本方案中,步骤S1所述的目标域测试集Dtarget、源域数据集Dsource和目标域训练集Dtrain,其具体组成步骤如下:In this solution, the target domain test set D target , the source domain data set D source and the target domain training set D train described in step S1 are composed of the following steps:
S101:记录目标区域内所有用户子表的读数作为对应用户的用电数据,并构建目标域测试集Dtarget如下:S101: Record the readings of all user sub-meters in the target area as the electricity consumption data of the corresponding users, and construct the target domain test set D target as follows:
其中,dm表示用户m的用电数据序列;dm,n表示用户m第n个采样记录的数据;Among them, d m represents the power consumption data sequence of user m; d m,n represents the data recorded by the nth sample of user m;
S102:将目标区域划分为多个分区域,检测分区域总表读数,作为分区域用电数据如下:S102: Divide the target area into a plurality of sub-areas, detect the sub-area total meter reading, and use the sub-area electricity consumption data as follows:
其中,dsub,g表示分区域g的用电数据序列;dsub,g,n表示分区域g第n个采样记录的数据;Among them, d sub, g represents the power consumption data sequence of sub-region g; d sub, g, n represents the data recorded by the nth sampling of sub-region g;
S103:按所在区域将各个分区域内的用户子表读数相加,得到各个分区域用户总用电数据如下:S103: Add up the readings of user sub-meters in each sub-area according to the area, and obtain the total electricity consumption data of users in each sub-area as follows:
其中,dreg,g表示分区域g的用户总用电数据序列;dreg,g,n表示分区域g第n个采样记录的数据;Among them, d reg,g represents the total electricity consumption data sequence of users in sub-region g; d reg, g, n represents the data recorded by the nth sample in sub-region g;
S104:计算各个分区域总表到用户子表之间输电线路的电能技术损耗dTL,g;根据下式计算各分区域的窃电状态标签:S104: Calculate the electric energy technical loss d TL,g of the transmission line between the master meter of each sub-region and the user sub-meter; calculate the electricity stealing status label of each sub-region according to the following formula:
其中,yreg,g表示分区域g的窃电状态标签,yreg,g=1表示为窃电状态,yreg,g=0表示为正常状态;α为误差阈值;Wherein, y reg,g represents the electricity stealing state label of sub-region g, y reg, g =1 represents the electricity stealing state, y reg, g =0 represents the normal state; α is the error threshold;
S105:将各个分区域的用户总用电数据序列及其窃电状态标签组合构建源域数据集Dsource:S105: Construct a source domain data set D source by combining the user's total electricity consumption data sequence of each sub-area and its electricity stealing state label:
S106:根据少量历史用户的用电数据及其窃电状态标签,构建目标域训练集Dtrain如下:S106: According to the electricity consumption data of a small number of historical users and their electricity stealing state labels, construct the target domain training set D train as follows:
其中,dhis,k表示历史用户k的用电数据序列;dhis,k,n表示历史用户k第n个采样记录的数据;yhis,k表示历史用户k的窃电状态标签。Among them, d his,k represents the electricity consumption data sequence of the historical user k; d his,k,n represents the data of the nth sampling record of the historical user k; y his,k represents the electricity stealing status label of the historical user k.

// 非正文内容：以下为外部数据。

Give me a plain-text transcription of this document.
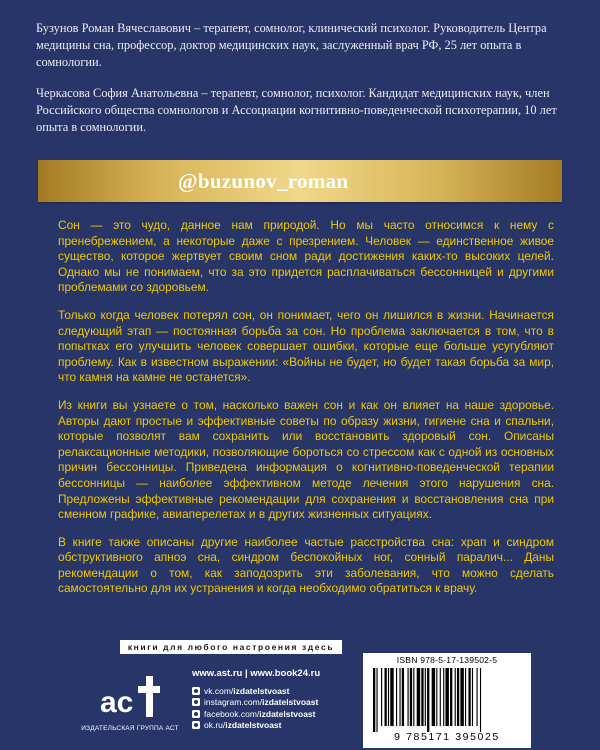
Бузунов Роман Вячеславович – терапевт, сомнолог, клинический психолог. Руководитель Центра медицины сна, профессор, доктор медицинских наук, заслуженный врач РФ, 25 лет опыта в сомнологии.

Черкасова София Анатольевна – терапевт, сомнолог, психолог. Кандидат медицинских наук, член Российского общества сомнологов и Ассоциации когнитивно-поведенческой психотерапии, 10 лет опыта в сомнологии.

@buzunov_roman

Сон — это чудо, данное нам природой. Но мы часто относимся к нему с пренебрежением, а некоторые даже с презрением. Человек — единственное живое существо, которое жертвует своим сном ради достижения каких-то высоких целей. Однако мы не понимаем, что за это придется расплачиваться бессонницей и другими проблемами со здоровьем.

Только когда человек потерял сон, он понимает, чего он лишился в жизни. Начинается следующий этап — постоянная борьба за сон. Но проблема заключается в том, что в попытках его улучшить человек совершает ошибки, которые еще больше усугубляют проблему. Как в известном выражении: «Войны не будет, но будет такая борьба за мир, что камня на камне не останется».

Из книги вы узнаете о том, насколько важен сон и как он влияет на наше здоровье. Авторы дают простые и эффективные советы по образу жизни, гигиене сна и спальни, которые позволят вам сохранить или восстановить здоровый сон. Описаны релаксационные методики, позволяющие бороться со стрессом как с одной из основных причин бессонницы. Приведена информация о когнитивно-поведенческой терапии бессонницы — наиболее эффективном методе лечения этого нарушения сна. Предложены эффективные рекомендации для сохранения и восстановления сна при сменном графике, авиаперелетах и в других жизненных ситуациях.

В книге также описаны другие наиболее частые расстройства сна: храп и синдром обструктивного апноэ сна, синдром беспокойных ног, сонный паралич... Даны рекомендации о том, как заподозрить эти заболевания, что можно сделать самостоятельно для их устранения и когда необходимо обратиться к врачу.

книги для любого настроения здесь
ac
ИЗДАТЕЛЬСКАЯ ГРУППА АСТ
www.ast.ru | www.book24.ru
vk.com/ izdatelstvoast
instagram.com/ izdatelstvoast
facebook.com/ izdatelstvoast
ok.ru/ izdatelstvoast
ISBN 978-5-17-139502-5
9 785171 395025
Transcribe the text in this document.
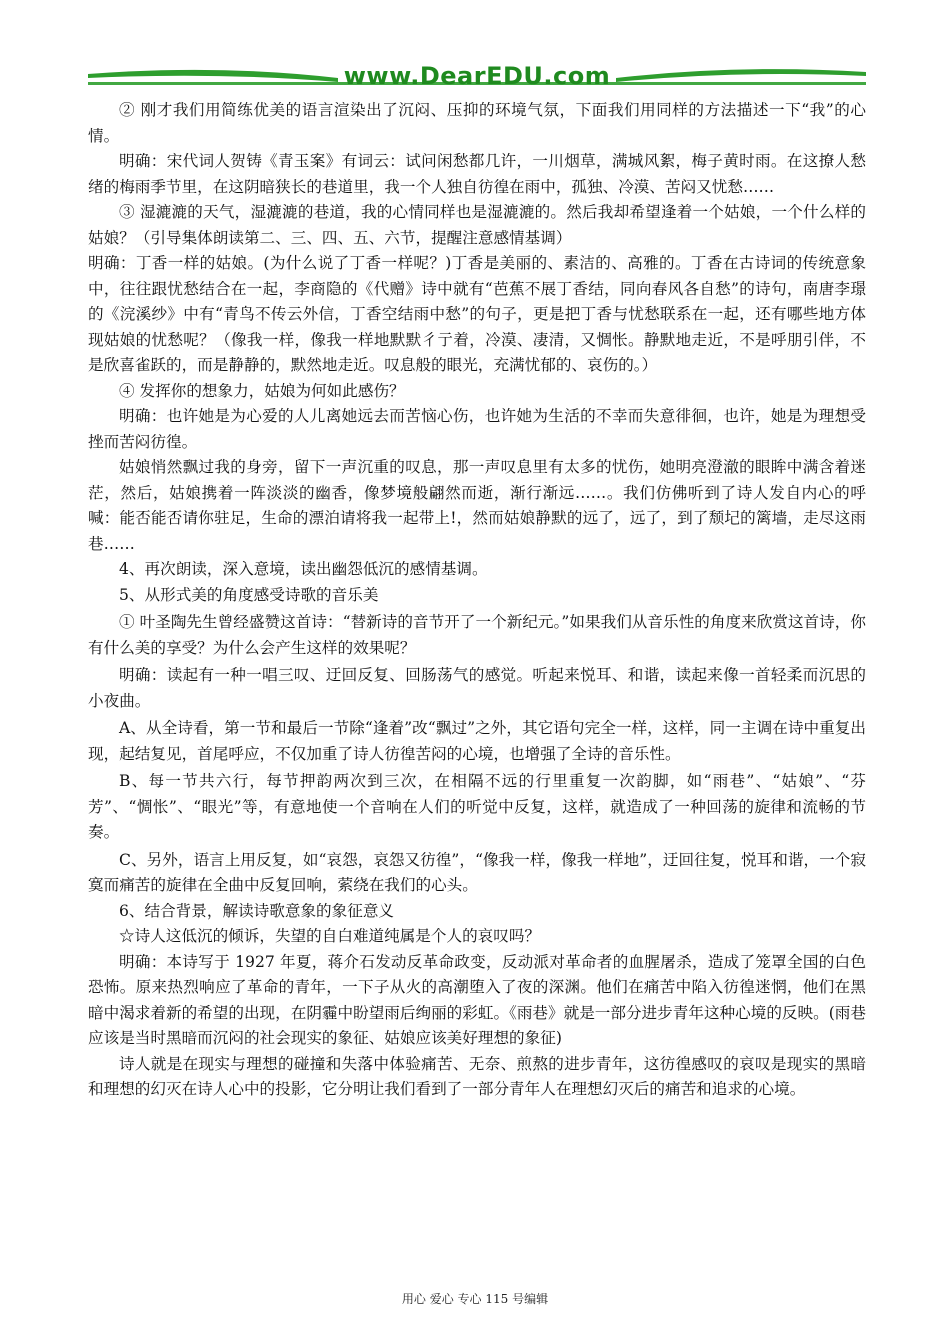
www.DearEDU.com

② 刚才我们用简练优美的语言渲染出了沉闷、压抑的环境气氛，下面我们用同样的方法描述一下“我”的心情。

明确：宋代词人贺铸《青玉案》有词云：试问闲愁都几许，一川烟草，满城风絮，梅子黄时雨。在这撩人愁绪的梅雨季节里，在这阴暗狭长的巷道里，我一个人独自彷徨在雨中，孤独、冷漠、苦闷又忧愁……

③ 湿漉漉的天气，湿漉漉的巷道，我的心情同样也是湿漉漉的。然后我却希望逢着一个姑娘，一个什么样的姑娘？（引导集体朗读第二、三、四、五、六节，提醒注意感情基调）

明确：丁香一样的姑娘。(为什么说了丁香一样呢？)丁香是美丽的、素洁的、高雅的。丁香在古诗词的传统意象中，往往跟忧愁结合在一起，李商隐的《代赠》诗中就有“芭蕉不展丁香结，同向春风各自愁”的诗句，南唐李璟的《浣溪纱》中有“青鸟不传云外信，丁香空结雨中愁”的句子，更是把丁香与忧愁联系在一起，还有哪些地方体现姑娘的忧愁呢？（像我一样，像我一样地默默彳亍着，冷漠、凄清，又惆怅。静默地走近，不是呼朋引伴，不是欣喜雀跃的，而是静静的，默然地走近。叹息般的眼光，充满忧郁的、哀伤的。）

④ 发挥你的想象力，姑娘为何如此感伤？

明确：也许她是为心爱的人儿离她远去而苦恼心伤，也许她为生活的不幸而失意徘徊，也许，她是为理想受挫而苦闷彷徨。

姑娘悄然飘过我的身旁，留下一声沉重的叹息，那一声叹息里有太多的忧伤，她明亮澄澈的眼眸中满含着迷茫，然后，姑娘携着一阵淡淡的幽香，像梦境般翩然而逝，渐行渐远……。我们仿佛听到了诗人发自内心的呼喊：能否能否请你驻足，生命的漂泊请将我一起带上!，然而姑娘静默的远了，远了，到了颓圮的篱墙，走尽这雨巷……

4、再次朗读，深入意境，读出幽怨低沉的感情基调。

5、从形式美的角度感受诗歌的音乐美

① 叶圣陶先生曾经盛赞这首诗：“替新诗的音节开了一个新纪元。”如果我们从音乐性的角度来欣赏这首诗，你有什么美的享受？为什么会产生这样的效果呢？

明确：读起有一种一唱三叹、迂回反复、回肠荡气的感觉。听起来悦耳、和谐，读起来像一首轻柔而沉思的小夜曲。

A、从全诗看，第一节和最后一节除“逢着”改“飘过”之外，其它语句完全一样，这样，同一主调在诗中重复出现，起结复见，首尾呼应，不仅加重了诗人彷徨苦闷的心境，也增强了全诗的音乐性。

B、每一节共六行，每节押韵两次到三次，在相隔不远的行里重复一次韵脚，如“雨巷”、“姑娘”、“芬芳”、“惆怅”、“眼光”等，有意地使一个音响在人们的听觉中反复，这样，就造成了一种回荡的旋律和流畅的节奏。

C、另外，语言上用反复，如“哀怨，哀怨又彷徨”，“像我一样，像我一样地”，迂回往复，悦耳和谐，一个寂寞而痛苦的旋律在全曲中反复回响，萦绕在我们的心头。

6、结合背景，解读诗歌意象的象征意义

☆诗人这低沉的倾诉，失望的自白难道纯属是个人的哀叹吗？

明确：本诗写于 1927 年夏，蒋介石发动反革命政变，反动派对革命者的血腥屠杀，造成了笼罩全国的白色恐怖。原来热烈响应了革命的青年，一下子从火的高潮堕入了夜的深渊。他们在痛苦中陷入彷徨迷惘，他们在黑暗中渴求着新的希望的出现，在阴霾中盼望雨后绚丽的彩虹。《雨巷》就是一部分进步青年这种心境的反映。(雨巷应该是当时黑暗而沉闷的社会现实的象征、姑娘应该美好理想的象征)

诗人就是在现实与理想的碰撞和失落中体验痛苦、无奈、煎熬的进步青年，这彷徨感叹的哀叹是现实的黑暗和理想的幻灭在诗人心中的投影，它分明让我们看到了一部分青年人在理想幻灭后的痛苦和追求的心境。

用心 爱心 专心 115 号编辑
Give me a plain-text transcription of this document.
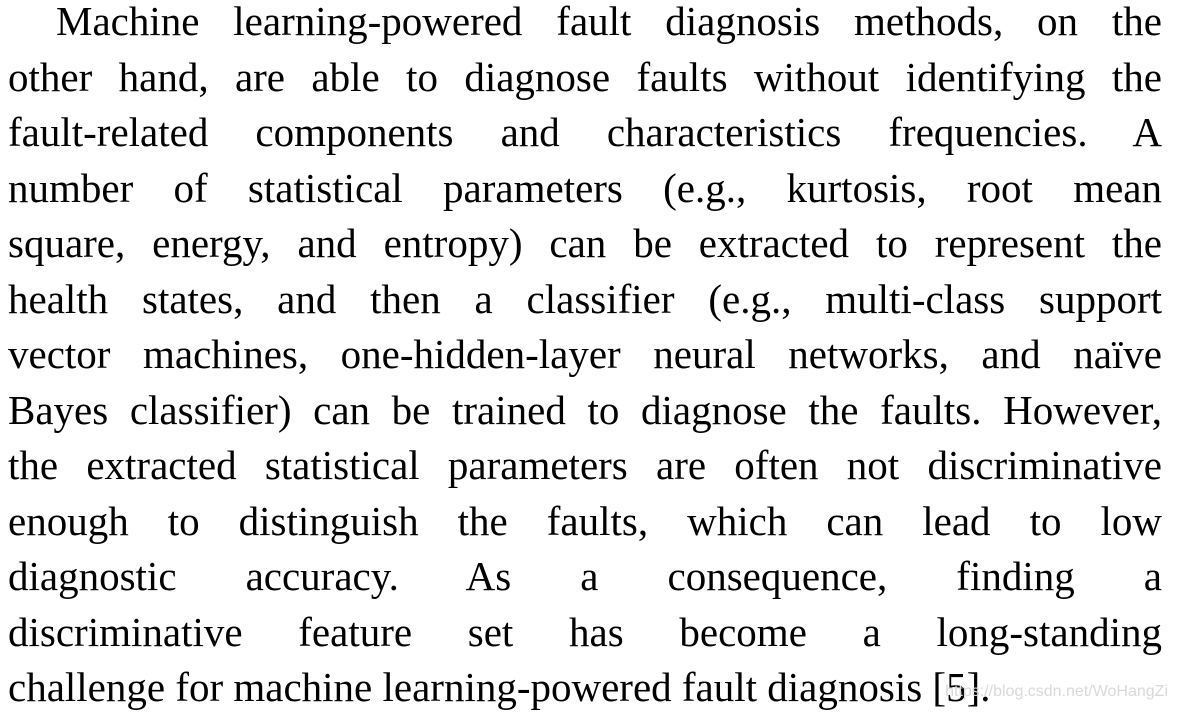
Machine learning-powered fault diagnosis methods, on the
other hand, are able to diagnose faults without identifying the
fault-related components and characteristics frequencies. A
number of statistical parameters (e.g., kurtosis, root mean
square, energy, and entropy) can be extracted to represent the
health states, and then a classifier (e.g., multi-class support
vector machines, one-hidden-layer neural networks, and naïve
Bayes classifier) can be trained to diagnose the faults. However,
the extracted statistical parameters are often not discriminative
enough to distinguish the faults, which can lead to low
diagnostic accuracy. As a consequence, finding a
discriminative feature set has become a long-standing
challenge for machine learning-powered fault diagnosis [5].

https://blog.csdn.net/WoHangZi
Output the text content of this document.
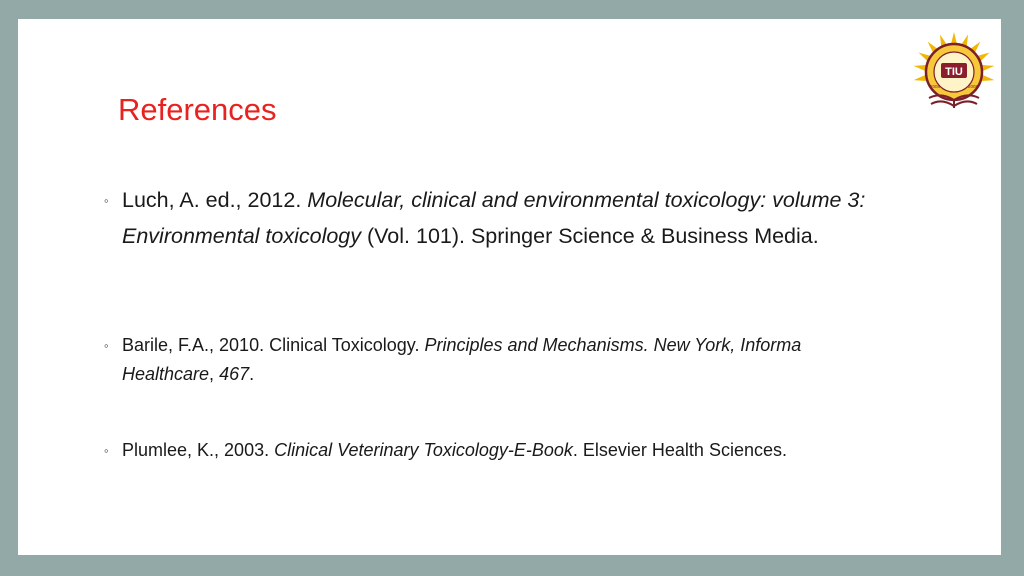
TIU
2008	2008
References
◦ Luch, A. ed., 2012. Molecular, clinical and environmental toxicology: volume 3: Environmental toxicology (Vol. 101). Springer Science & Business Media.
◦ Barile, F.A., 2010. Clinical Toxicology. Principles and Mechanisms. New York, Informa Healthcare, 467.
◦ Plumlee, K., 2003. Clinical Veterinary Toxicology-E-Book. Elsevier Health Sciences.
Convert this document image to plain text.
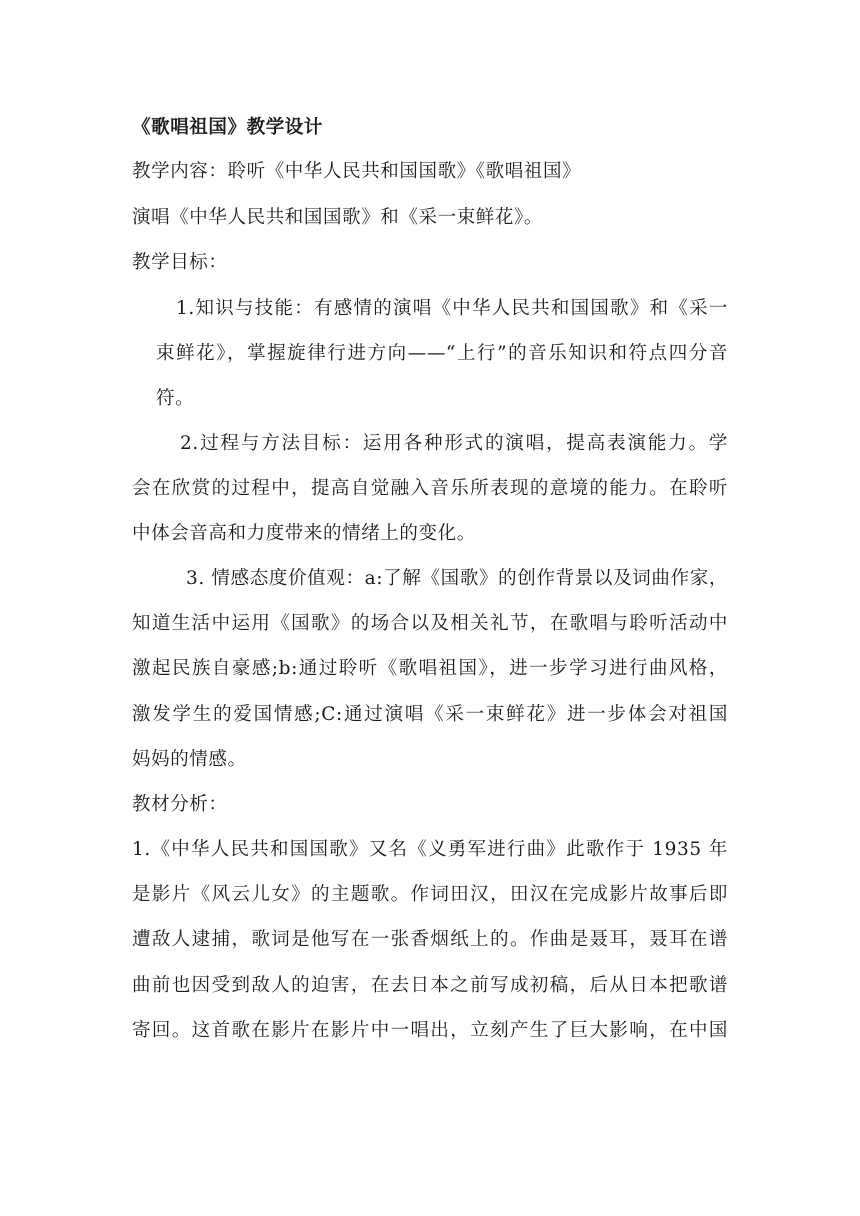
《歌唱祖国》教学设计
教学内容：聆听《中华人民共和国国歌》《歌唱祖国》
演唱《中华人民共和国国歌》和《采一束鲜花》。
教学目标：
1.知识与技能：有感情的演唱《中华人民共和国国歌》和《采一
束鲜花》，掌握旋律行进方向——“上行”的音乐知识和符点四分音
符。
2.过程与方法目标：运用各种形式的演唱，提高表演能力。学
会在欣赏的过程中，提高自觉融入音乐所表现的意境的能力。在聆听
中体会音高和力度带来的情绪上的变化。
3. 情感态度价值观：a:了解《国歌》的创作背景以及词曲作家，
知道生活中运用《国歌》的场合以及相关礼节，在歌唱与聆听活动中
激起民族自豪感;b:通过聆听《歌唱祖国》，进一步学习进行曲风格，
激发学生的爱国情感;C:通过演唱《采一束鲜花》进一步体会对祖国
妈妈的情感。
教材分析：
1.《中华人民共和国国歌》又名《义勇军进行曲》此歌作于 1935 年
是影片《风云儿女》的主题歌。作词田汉，田汉在完成影片故事后即
遭敌人逮捕，歌词是他写在一张香烟纸上的。作曲是聂耳，聂耳在谱
曲前也因受到敌人的迫害，在去日本之前写成初稿，后从日本把歌谱
寄回。这首歌在影片在影片中一唱出，立刻产生了巨大影响，在中国
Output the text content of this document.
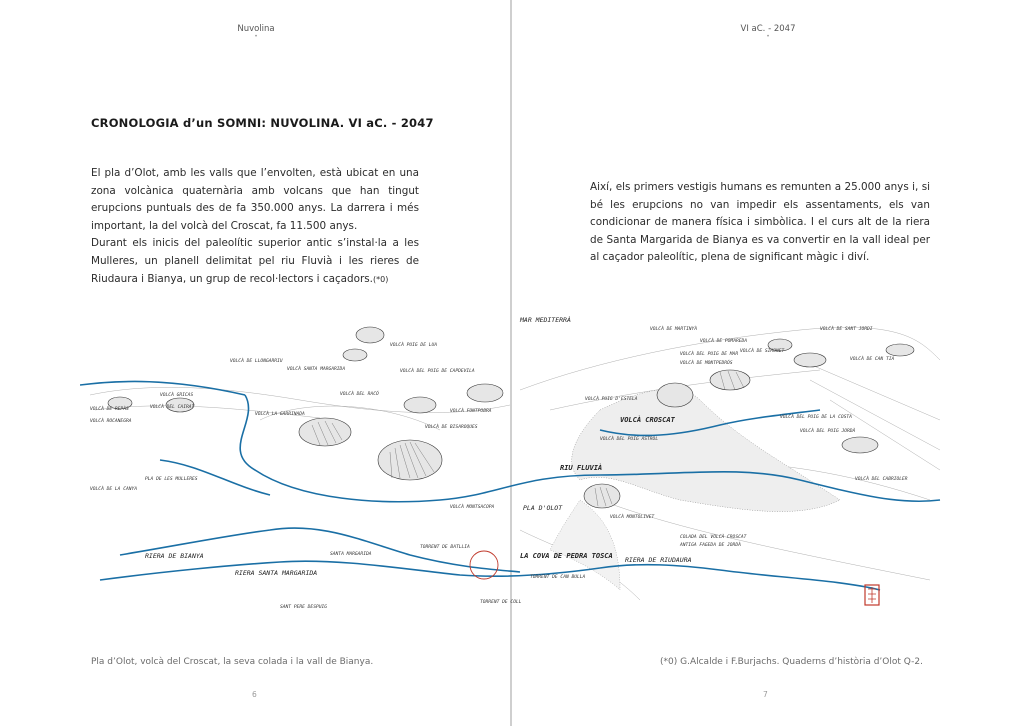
Nuvolina
•
VI aC. - 2047
•
CRONOLOGIA d’un SOMNI: NUVOLINA. VI aC. - 2047

El pla d’Olot, amb les valls que l’envolten, està ubicat en una zona volcànica quaternària amb volcans que han tingut erupcions puntuals des de fa 350.000 anys. La darrera i més important, la del volcà del Croscat, fa 11.500 anys.

Durant els inicis del paleolític superior antic s’instal·la a les Mulleres, un planell delimitat pel riu Fluvià i les rieres de Riudaura i Bianya, un grup de recol·lectors i caçadors.(*0)

Així, els primers vestigis humans es remunten a 25.000 anys i, si bé les erupcions no van impedir els assentaments, els van condicionar de manera física i simbòlica. I el curs alt de la riera de Santa Margarida de Bianya es va convertir en la vall ideal per al caçador paleolític, plena de significant màgic i diví.

MAR MEDITERRÀ
RIU FLUVIÀ
PLA D'OLOT
VOLCÀ CROSCAT
LA COVA DE PEDRA TOSCA
RIERA DE BIANYA
RIERA SANTA MARGARIDA
RIERA DE RIUDAURA
PLA DE LES MULLERES
VOLCÀ MONTSACOPA
VOLCÀ MONTOLIVET
VOLCÀ LA GARRINADA
VOLCÀ SANTA MARGARIDA
VOLCÀ DE LA CANYA
VOLCÀ DEL RACÓ
VOLCÀ GRICAS
VOLCÀ DEL PUIG JORDÀ
VOLCÀ DE BISAROQUES
VOLCÀ ROCANEGRA
COLADA DEL VOLCÀ CROSCAT
ANTIGA FAGEDA DE JORDÀ
VOLCÀ PUIG D'ESTELA
VOLCÀ DE MARTINYÀ
VOLCÀ DE POMAREDA
VOLCÀ DEL CABRIOLER
VOLCÀ DEL PUIG ASTROL
VOLCÀ DE SIMONET
VOLCÀ DE CAN TIA
VOLCÀ DE SANT JORDI
VOLCÀ DEL PUIG DE MAR
VOLCÀ DE MONTPEDRÓS
VOLCÀ DEL PUIG DE LA COSTA
VOLCÀ FONTPOBRA
VOLCÀ DEL PUIG DE CAPDEVILA
VOLCÀ DEL CAIRAT
VOLCÀ DE REPÀS
VOLCÀ PUIG DE LUA
VOLCÀ DE LLONGARRIU
SANT PERE DESPUIG
SANTA MARGARIDA
TORRENT DE BATLLIA
TORRENT DE COLL
TORRENT DE CAN BULLA
Pla d’Olot, volcà del Croscat, la seva colada i la vall de Bianya.	(*0) G.Alcalde i F.Burjachs. Quaderns d’història d’Olot Q-2.
6	7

本方案中,步骤S2所述的数据预处理,其具体组成步骤如下:In this scheme, the data preprocessing described in step S2, its specific composition steps are as follows:
S201:针对步骤S1所述的目标域测试集、源域数据集和目标域训练集,将其中所有用电数据序列分别以日、周、月为时间周期,转化为用电数据矩阵,所述用电数据矩阵的每一行代表单个时间周期内的用电数据,构建日周期数据矩阵Dday、周周期数据矩阵Dweek、月周期数据矩阵Dmonth如下:S201: For the target domain test set, the source domain data set, and the target domain training set described in step S1, convert all the power consumption data sequences into a power consumption data matrix with day, week, and month as time periods, respectively. Each row of the electricity consumption data matrix represents electricity consumption data in a single time period. The daily period data matrix D day , the weekly period data matrix D week , and the monthly period data matrix D month are constructed as follows:
其中,o表示电表采样的天数;p表示电表采样的周数;q表示电表采样的月数;Among them, o represents the number of days for meter sampling; p represents the number of weeks for meter sampling; q represents the number of months for meter sampling;
S202:将日周期数据矩阵Dday、周周期数据矩阵Dweek、月周期数据矩阵Dmonth进行缺失值恢复、数据清洗、数据归一化处理。S202: Perform missing value recovery, data cleaning, and data normalization processing on the daily period data matrix D day , the weekly period data matrix D week , and the monthly period data matrix D month .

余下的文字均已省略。